The missiles detonated.
With nuclear ferocity, three immensely hot balls of destruction expanded
rapidly, vaporising rock and water in an instant. For the first time in
almost two weeks, light as bright as the sun illuminated the landscape.
A wave of devastation once again spread across the land and sea.
The blast wave reached the Blenheim. The ship was buffeted violently,
but its shields and dampers reduced the effect to nothing more than a
rumble.
Peter the Ace smiled. “Very satisfying! That should get their attention.”
Justin spoke. “Whose attention are you trying to acquire?”
“Those that caused all the destruction on this world, of course!”
On the screen, the fire balls had cooled, and now rose as black mushroom
clouds, sucking up thousands of tonnes of dust from the surface.
Justin continued speaking. “It is illogical to assume that the detonation
of three nuclear devices will summon those…”
Peter the Ace frowned at his metallic assistant. “And it is illogical
for you to assume that it is logical that I, a first-class bounty hunter
of ultimate mental sharpness and unrivalled physical brawn, have made
an assumption that is illogical.”
Silently, Justin pondered his master’s words for a few seconds.

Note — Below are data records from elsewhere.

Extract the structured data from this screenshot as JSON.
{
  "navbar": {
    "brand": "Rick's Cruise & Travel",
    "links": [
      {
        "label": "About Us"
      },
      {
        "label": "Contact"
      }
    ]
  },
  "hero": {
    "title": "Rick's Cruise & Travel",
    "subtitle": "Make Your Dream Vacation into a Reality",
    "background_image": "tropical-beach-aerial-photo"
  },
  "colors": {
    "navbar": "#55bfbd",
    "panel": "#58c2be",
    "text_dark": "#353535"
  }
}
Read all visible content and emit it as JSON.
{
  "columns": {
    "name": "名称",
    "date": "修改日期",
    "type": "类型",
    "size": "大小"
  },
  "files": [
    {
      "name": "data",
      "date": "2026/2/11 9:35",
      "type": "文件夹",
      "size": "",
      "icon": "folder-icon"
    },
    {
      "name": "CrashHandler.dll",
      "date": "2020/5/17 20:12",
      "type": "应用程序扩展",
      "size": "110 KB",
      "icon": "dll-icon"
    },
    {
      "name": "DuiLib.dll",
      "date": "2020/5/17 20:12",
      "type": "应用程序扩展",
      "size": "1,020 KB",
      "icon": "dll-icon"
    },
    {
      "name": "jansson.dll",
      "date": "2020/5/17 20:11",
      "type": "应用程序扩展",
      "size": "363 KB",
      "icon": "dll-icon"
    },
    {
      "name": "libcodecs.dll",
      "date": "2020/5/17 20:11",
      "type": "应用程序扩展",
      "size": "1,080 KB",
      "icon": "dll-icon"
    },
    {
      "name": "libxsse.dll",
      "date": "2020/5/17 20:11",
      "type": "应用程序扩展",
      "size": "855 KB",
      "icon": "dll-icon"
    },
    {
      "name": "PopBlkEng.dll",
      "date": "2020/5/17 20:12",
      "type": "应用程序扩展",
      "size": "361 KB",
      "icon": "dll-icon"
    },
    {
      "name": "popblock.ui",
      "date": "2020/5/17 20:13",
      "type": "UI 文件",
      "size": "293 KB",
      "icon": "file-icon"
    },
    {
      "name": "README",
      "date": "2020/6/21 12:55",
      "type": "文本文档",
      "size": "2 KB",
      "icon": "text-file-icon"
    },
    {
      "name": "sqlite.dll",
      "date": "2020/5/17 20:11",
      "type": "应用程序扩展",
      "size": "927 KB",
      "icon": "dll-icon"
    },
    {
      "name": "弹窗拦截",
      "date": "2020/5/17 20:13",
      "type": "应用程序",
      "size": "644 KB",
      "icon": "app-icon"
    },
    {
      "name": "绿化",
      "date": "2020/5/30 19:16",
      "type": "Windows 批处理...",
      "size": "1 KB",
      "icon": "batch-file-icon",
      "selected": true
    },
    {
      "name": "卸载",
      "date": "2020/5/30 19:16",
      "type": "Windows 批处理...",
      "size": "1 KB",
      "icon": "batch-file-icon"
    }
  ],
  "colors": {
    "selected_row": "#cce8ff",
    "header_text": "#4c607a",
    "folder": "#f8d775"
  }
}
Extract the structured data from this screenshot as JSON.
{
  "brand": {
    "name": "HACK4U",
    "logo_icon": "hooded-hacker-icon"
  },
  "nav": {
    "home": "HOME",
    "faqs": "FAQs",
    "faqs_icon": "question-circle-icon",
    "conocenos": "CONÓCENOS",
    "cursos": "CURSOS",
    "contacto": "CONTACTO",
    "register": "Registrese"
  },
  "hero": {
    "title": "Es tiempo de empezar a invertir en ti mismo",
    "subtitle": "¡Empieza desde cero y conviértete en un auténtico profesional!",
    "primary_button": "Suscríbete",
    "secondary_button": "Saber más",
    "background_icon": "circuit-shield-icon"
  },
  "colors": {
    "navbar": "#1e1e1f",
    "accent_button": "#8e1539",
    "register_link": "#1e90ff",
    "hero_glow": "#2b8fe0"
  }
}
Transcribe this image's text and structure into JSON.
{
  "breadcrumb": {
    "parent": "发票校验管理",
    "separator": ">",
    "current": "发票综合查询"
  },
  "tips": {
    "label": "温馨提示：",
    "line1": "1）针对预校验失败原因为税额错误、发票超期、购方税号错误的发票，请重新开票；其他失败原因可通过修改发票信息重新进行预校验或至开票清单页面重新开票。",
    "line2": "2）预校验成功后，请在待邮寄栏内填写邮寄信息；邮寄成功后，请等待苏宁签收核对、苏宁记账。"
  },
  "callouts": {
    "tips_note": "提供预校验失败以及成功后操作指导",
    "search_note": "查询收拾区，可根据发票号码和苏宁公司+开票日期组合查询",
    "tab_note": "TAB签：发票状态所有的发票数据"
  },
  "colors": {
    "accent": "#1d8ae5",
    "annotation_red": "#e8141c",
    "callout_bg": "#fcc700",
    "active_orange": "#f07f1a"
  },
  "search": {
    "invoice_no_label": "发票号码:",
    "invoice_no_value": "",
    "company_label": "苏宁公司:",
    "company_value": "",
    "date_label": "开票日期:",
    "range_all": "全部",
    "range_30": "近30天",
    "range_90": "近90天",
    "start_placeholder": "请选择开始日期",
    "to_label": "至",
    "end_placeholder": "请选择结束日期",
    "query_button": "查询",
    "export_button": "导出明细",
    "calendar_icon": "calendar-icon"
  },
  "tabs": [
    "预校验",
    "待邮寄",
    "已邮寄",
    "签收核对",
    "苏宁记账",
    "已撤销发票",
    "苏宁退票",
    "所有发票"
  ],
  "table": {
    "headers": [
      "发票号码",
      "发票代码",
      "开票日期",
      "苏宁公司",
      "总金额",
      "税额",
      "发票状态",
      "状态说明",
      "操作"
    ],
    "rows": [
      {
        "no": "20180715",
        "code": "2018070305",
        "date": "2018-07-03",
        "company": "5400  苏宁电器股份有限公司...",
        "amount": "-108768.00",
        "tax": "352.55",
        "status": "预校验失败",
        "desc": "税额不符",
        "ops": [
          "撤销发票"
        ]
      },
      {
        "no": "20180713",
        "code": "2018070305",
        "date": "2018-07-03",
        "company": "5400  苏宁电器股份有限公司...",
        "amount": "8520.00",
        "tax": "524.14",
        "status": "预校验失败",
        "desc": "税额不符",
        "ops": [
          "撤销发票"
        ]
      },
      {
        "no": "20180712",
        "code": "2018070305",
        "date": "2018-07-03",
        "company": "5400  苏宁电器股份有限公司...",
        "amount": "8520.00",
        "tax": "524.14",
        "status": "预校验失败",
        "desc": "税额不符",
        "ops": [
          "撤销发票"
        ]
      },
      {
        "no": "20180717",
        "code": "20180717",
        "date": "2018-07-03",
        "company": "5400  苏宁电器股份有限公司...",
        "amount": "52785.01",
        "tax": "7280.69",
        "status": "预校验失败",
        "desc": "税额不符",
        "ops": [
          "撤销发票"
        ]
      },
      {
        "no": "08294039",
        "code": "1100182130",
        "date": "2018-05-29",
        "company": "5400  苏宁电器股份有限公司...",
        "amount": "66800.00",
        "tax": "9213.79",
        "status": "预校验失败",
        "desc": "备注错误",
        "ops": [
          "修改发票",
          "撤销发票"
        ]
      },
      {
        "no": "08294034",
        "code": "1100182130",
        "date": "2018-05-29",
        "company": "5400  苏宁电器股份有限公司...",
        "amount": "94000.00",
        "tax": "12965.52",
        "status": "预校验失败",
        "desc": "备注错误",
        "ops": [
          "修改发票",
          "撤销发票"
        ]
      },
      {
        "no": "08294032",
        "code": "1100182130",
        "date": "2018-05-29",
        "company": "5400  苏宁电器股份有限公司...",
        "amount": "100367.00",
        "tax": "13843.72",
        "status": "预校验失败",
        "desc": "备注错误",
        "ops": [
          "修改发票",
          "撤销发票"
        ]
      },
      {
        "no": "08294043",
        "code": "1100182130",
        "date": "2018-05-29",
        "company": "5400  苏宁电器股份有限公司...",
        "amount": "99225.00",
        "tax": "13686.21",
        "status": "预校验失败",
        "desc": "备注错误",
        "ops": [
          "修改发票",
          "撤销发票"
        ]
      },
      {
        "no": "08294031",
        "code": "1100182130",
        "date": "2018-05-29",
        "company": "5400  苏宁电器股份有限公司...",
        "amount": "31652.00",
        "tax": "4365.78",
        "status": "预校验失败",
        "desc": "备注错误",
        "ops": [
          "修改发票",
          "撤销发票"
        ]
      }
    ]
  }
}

And then he spoke. “That is logical.”
Peter the Ace nodded. “Indeed it is.”
Panman had chuckled as he had watched the three detonations. Although
obscured by the dense clouds of ash in Droog’s atmosphere, he had
clearly seen the bright orange bursts beneath. The game was on!
The planet Droog now loomed large below. Less than half a kilometre ahead
the comet fragment that he had hidden behind was beginning to flare as
it entered the outer edge of the planet’s atmosphere.
This was going to be one mother of a ride!